I also encourage you to talk about it with your partner if you have one, with your friends, with anyone who will participate. That’s my mission after all — to talk out loud about senior sex — and this film lubricates the topic, so to speak.
You’d think that a lively movie about elders dating and having sex (or wanting to) would be just the kind of film I’d applaud. I did applaud the idea of Play the Game when I first heard about it — until I actually viewed it. Maybe I’m just too sensitive about senior sex, but I found this film neither funny nor instructive. In fact, I found it cringe-worthy for these reasons:
1. The whole premise of the movie is that widowed Grandpa Joe(Andy Griffith), living in a retirement community, is lonely but doesn’t know how to play dating games, while surrounded by women, one of whom (Doris Roberts) he’d like to date, and another (Liz Sheridan) who wants to seduce him. Grandson David (Paul Campbell) takes the old man under his wing and teaches him to manipulate women.

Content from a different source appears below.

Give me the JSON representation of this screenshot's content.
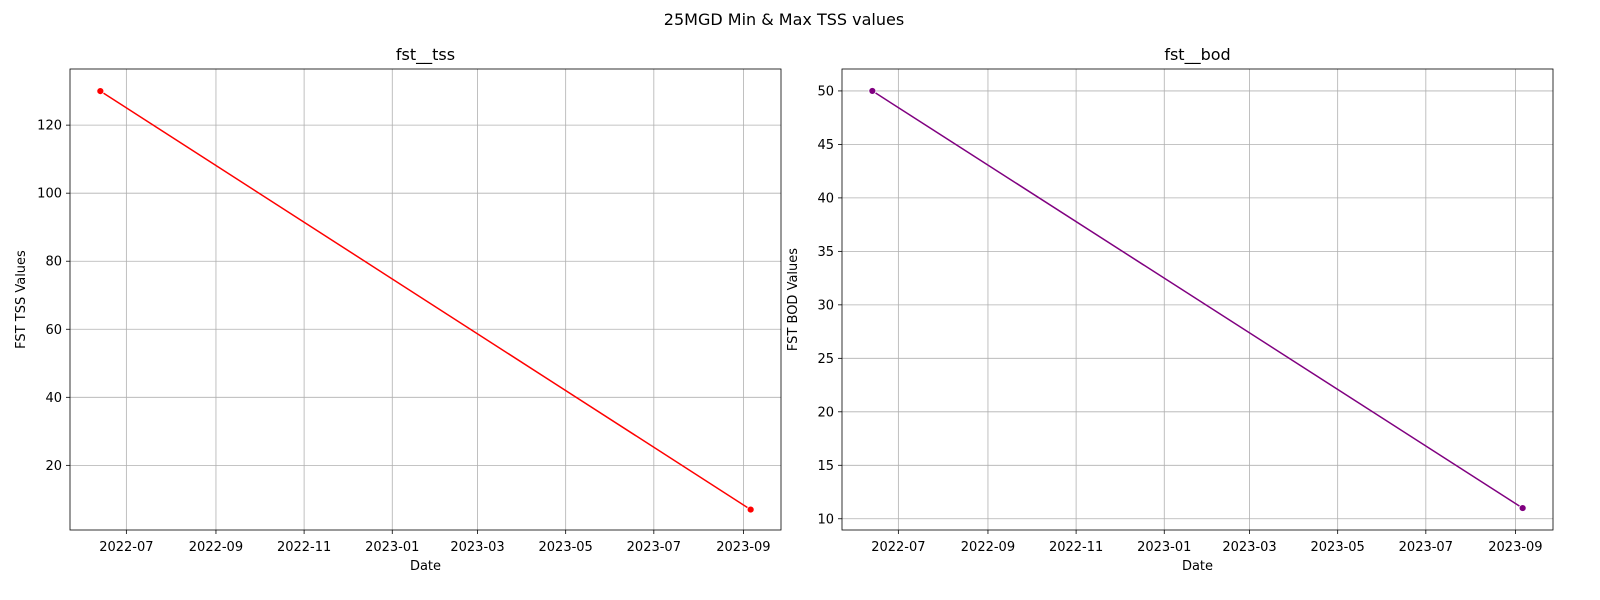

We’re led to think that Grandpa will end up reversing roles and educating Grandson about how to stop playing games and communicate honestly, respect women, and create meaningful relationships — something Grandson has been unable to do in his own life. But (spoiler alert:) the opposite happens. We learn that the object of Grandson’s affections (Marla Sokoloff) has been manipulating him more than he’s been manipulating her, and has taught her grandmother (Roberts) to do the same. There, I’ve ruined the ending for you and you don’t have to go see it.

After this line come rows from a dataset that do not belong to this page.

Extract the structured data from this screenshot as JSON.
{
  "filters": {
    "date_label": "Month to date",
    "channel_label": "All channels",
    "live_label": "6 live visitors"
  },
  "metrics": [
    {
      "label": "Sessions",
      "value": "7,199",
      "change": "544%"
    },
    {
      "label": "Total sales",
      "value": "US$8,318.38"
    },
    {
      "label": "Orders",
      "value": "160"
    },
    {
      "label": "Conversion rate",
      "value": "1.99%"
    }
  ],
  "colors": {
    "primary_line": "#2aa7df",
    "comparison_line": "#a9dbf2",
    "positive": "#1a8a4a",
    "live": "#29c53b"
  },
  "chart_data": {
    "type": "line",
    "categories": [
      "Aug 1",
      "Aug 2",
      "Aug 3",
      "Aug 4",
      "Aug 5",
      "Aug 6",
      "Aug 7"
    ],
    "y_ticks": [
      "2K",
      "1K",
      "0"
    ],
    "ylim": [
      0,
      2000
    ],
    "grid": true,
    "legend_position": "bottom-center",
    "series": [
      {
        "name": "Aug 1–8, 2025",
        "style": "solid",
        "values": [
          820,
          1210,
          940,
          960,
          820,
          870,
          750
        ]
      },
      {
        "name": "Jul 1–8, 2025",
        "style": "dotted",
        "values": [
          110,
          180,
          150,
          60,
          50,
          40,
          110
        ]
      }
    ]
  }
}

The characters all deserve each other.
2. One of the so-called hilarious incidents is Liz Sheridan as an elder seductress crushing Viagra into a glass, adding wine, and giving it to her seductee without telling him what’s in the glass. This is such a horrible, dangerous idea that I couldn’t suspend my reality check long enough to laugh at the predictible results.

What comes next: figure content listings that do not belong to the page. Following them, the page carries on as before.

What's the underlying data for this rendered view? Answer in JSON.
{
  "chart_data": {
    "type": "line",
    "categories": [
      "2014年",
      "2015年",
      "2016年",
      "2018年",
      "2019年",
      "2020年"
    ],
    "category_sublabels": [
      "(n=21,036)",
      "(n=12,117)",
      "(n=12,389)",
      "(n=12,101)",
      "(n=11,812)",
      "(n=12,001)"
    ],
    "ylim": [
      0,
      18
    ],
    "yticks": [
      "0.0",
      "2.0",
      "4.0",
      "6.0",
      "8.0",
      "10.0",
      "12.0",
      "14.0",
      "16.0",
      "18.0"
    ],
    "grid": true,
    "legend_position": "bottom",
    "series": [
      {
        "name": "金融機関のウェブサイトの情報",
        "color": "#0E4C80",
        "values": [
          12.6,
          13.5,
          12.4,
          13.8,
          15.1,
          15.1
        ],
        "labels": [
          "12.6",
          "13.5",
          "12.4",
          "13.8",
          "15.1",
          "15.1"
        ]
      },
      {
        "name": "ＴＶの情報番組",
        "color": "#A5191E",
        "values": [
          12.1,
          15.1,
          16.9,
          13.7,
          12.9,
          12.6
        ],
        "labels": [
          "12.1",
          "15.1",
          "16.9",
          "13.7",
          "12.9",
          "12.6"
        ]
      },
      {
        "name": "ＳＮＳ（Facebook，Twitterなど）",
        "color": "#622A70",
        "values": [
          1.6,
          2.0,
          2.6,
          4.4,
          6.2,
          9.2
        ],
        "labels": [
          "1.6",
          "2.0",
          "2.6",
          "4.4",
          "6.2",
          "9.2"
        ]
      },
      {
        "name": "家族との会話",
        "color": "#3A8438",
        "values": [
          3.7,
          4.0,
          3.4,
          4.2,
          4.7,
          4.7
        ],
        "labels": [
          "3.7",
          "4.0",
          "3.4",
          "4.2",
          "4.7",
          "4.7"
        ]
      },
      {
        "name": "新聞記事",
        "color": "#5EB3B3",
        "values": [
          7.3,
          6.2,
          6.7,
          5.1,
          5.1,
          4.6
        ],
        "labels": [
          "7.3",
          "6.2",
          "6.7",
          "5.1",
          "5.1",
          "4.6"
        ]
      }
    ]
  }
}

“It’s a miracle!” exclaims our re-energized and rising hero. It wouldn’t have been a miracle if he had been on heart medicine — it would have been a death scene. How funny is that? (This scene used to be online, but seems to have disappeared.)
If you must see this (and I don’t recommend it, unless you want to see if you agree with me), please take a teenager with you and plan a long talk afterwards to debunk everything you saw. Otherwise, your teen might see it on his/her own and believe the dating advice aimed at both young folks and seniors.